Discrimination and hatred against Muslim and Sikh-Americans continues to be a legacy of the September 11 attack, even ten years on, Deputy Attorney General James Cole said Wednesday.
“We must reject any suggestion that every Muslim is a terrorist or that every terrorist is a Muslim,” Cole said. “As we have seen time and again — from Oklahoma City to the recent attacks in Oslo, Norway — no religion or ethnicity has a monopoly on terror.”
The comments came at conference hosted by the Justice Department’s Civil Rights Division on discrimination in the post-Sept. 11 era. The conference, held at George Washington University in D.C., featured panelists from the government as well as civil rights and religious organizations.
One Sikh advocate gave the government a “mixed review” on addressing discrimination.
“The issues that have come out of 9/11 are still with us today,” said Amardeep Singh, the director of programs for the Sikh Coalition. He said there have been good government initiatives since Sept. 11 to combat discrimination, but said there was “public conduct that sent a mixed message to our communities” — such as special registration for immigrants from Muslim countries and unlawful detention in the immediate aftermath of the attacks.
“This is an ugly stain upon our country, it’s not American,” Singh said. He said he hoped to eventually get an apology from the government for that conduct. “We’re nowhere near the political environment needed for an apology, but I hope we’ll get one.”
Ralph Boyd, who served as the Assistant Attorney General for Civil Rights in the aftermath of the Sept. 11 attacks, recalled that DOJ “didn’t have a template” for dealing with the “multitude of issues” which they had to face.
Boyd said DOJ had to develop a response “on the fly,” and the government had to make a very clear statement against discrimination immediately.
“The first message we wanted to convey… was to encourage the American people not to tolerate difference and diversity… but rather to embrace them as being us and part of us,” Boyd said. Boyd said it was important to remind people that Muslims were victims and first responders during the Sept. 11 attacks.
Boyd said that the good news was that the bulk of the criminal activity occurred in the first few weeks following Sept. 11, adding that a chart of discriminatory activity would show a “huge cliff” drop-off after 2001.

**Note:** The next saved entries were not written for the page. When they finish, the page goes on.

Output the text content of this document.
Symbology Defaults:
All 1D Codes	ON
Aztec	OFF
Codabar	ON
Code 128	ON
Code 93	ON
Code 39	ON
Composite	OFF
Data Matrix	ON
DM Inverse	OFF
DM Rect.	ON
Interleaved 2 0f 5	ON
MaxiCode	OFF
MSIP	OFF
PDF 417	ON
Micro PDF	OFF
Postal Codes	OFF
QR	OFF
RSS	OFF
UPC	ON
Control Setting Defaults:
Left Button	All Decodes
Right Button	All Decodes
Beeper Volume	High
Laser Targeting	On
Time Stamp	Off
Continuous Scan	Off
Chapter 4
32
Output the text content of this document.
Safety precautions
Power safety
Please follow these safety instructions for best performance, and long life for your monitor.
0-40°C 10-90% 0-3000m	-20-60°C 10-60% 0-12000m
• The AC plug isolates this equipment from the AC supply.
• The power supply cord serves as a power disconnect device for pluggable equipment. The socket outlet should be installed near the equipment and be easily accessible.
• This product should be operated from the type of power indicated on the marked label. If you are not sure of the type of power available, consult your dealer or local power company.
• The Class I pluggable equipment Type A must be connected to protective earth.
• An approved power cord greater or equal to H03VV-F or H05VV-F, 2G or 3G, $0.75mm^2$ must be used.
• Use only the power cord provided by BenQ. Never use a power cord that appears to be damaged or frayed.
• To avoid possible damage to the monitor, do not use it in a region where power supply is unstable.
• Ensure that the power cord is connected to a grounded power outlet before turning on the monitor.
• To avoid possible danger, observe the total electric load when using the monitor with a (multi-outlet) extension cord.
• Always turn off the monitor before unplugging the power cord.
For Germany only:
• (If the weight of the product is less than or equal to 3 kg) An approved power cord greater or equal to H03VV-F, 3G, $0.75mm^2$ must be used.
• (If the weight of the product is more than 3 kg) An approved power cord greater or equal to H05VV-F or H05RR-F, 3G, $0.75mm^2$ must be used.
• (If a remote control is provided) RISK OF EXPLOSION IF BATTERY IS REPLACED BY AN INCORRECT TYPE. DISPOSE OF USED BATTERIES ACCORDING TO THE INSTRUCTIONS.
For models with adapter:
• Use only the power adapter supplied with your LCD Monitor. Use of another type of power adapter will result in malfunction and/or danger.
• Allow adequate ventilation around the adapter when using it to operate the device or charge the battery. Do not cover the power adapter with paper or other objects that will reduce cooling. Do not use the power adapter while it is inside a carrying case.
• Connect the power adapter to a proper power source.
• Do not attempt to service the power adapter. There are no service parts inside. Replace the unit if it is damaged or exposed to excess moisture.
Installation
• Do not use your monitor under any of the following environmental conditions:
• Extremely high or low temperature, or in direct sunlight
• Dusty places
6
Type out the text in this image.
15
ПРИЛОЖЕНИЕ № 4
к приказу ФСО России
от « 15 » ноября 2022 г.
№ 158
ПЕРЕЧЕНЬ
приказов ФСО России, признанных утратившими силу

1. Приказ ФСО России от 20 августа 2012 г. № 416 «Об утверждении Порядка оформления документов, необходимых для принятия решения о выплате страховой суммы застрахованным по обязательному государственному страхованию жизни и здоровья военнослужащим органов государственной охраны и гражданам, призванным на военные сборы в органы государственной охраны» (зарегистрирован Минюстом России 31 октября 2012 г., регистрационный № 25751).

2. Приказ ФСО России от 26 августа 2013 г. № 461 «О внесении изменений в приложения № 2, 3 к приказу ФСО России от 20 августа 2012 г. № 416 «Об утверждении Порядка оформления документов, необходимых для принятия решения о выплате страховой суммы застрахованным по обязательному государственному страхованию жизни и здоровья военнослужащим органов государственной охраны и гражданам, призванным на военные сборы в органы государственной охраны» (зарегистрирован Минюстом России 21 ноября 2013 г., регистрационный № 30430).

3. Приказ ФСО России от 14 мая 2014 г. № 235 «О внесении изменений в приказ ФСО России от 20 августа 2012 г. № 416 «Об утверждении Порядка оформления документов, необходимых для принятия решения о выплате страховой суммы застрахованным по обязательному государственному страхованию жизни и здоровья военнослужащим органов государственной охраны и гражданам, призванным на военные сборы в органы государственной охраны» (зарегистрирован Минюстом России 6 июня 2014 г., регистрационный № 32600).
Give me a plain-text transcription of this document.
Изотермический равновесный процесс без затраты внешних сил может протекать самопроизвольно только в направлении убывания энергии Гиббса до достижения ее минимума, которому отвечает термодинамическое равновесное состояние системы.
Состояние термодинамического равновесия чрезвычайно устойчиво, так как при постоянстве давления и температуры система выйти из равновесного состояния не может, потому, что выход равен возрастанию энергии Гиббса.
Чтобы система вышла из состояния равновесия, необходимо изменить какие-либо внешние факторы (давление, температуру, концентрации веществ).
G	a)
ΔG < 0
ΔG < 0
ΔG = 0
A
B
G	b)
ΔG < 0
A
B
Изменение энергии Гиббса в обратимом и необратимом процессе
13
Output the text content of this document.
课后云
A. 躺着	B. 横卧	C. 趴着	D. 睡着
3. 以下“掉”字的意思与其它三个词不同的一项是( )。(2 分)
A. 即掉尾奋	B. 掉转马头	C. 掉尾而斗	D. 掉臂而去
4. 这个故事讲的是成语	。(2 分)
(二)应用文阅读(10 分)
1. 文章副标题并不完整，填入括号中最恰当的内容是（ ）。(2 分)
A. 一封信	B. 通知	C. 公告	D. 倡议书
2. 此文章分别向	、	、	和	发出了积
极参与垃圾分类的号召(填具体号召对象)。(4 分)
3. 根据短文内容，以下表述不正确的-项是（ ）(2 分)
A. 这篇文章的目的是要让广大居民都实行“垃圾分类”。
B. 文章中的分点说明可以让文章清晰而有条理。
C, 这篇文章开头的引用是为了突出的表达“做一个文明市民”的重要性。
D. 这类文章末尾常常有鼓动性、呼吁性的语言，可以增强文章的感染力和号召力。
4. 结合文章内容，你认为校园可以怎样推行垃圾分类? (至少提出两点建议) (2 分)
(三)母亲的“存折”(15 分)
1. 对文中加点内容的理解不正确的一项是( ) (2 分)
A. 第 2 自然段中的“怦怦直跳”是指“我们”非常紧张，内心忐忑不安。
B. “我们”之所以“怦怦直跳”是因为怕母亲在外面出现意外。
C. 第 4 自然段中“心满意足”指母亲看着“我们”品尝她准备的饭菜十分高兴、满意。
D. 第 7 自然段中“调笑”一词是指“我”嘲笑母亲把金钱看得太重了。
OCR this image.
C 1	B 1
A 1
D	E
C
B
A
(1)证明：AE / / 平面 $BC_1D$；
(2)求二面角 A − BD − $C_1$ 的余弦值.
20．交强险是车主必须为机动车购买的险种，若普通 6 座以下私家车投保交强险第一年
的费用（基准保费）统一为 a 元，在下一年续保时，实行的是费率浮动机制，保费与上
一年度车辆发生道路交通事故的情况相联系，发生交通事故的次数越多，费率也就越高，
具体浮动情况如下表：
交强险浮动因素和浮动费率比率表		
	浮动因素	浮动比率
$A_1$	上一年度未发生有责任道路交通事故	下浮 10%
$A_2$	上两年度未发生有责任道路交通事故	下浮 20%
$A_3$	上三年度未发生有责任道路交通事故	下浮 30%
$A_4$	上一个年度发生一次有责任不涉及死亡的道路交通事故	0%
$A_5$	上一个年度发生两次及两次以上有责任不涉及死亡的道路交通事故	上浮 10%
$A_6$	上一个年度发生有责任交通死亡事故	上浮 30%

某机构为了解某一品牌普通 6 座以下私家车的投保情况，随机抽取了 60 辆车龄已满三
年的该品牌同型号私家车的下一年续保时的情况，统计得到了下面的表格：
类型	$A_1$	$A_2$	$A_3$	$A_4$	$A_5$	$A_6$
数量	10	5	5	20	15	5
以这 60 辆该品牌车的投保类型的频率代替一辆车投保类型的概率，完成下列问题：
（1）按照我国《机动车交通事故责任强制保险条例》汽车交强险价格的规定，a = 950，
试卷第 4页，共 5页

“Now that doesn’t mean the show is over and as we all know our work continued then and our work continues today,” Boyd said.
James Zogby, director of the Arab American Institute, recalled the threats he received after the attacks.
“Since 9/11, three people who have threatened my life have gone to jail,” Zogby said, adding that he “wasn’t proud of it” but was glad that the system was in place to protect him.
Zogby also brought up the anti-Muslim law enforcement training programs that were hosted by the FBI.
“One of the things that’s bothered me — and I know we’ve raised this with the Department of Justice, we’ve raised this with Homeland Security — are the trainers that are going around to FBI offices and agencies in the government, regional offices of Homeland Security — going around actually conducting programs on Islam or on immigrant communities in America, who are part of this industry of hate, whose job it is to defame communities, they make a living off of this,” Zogby said.
“Hell of a way to make a job, I guess that’s what you do. They’re legitimizing hate, and we have to deal with that one as well. It’s just something that cannot stand.”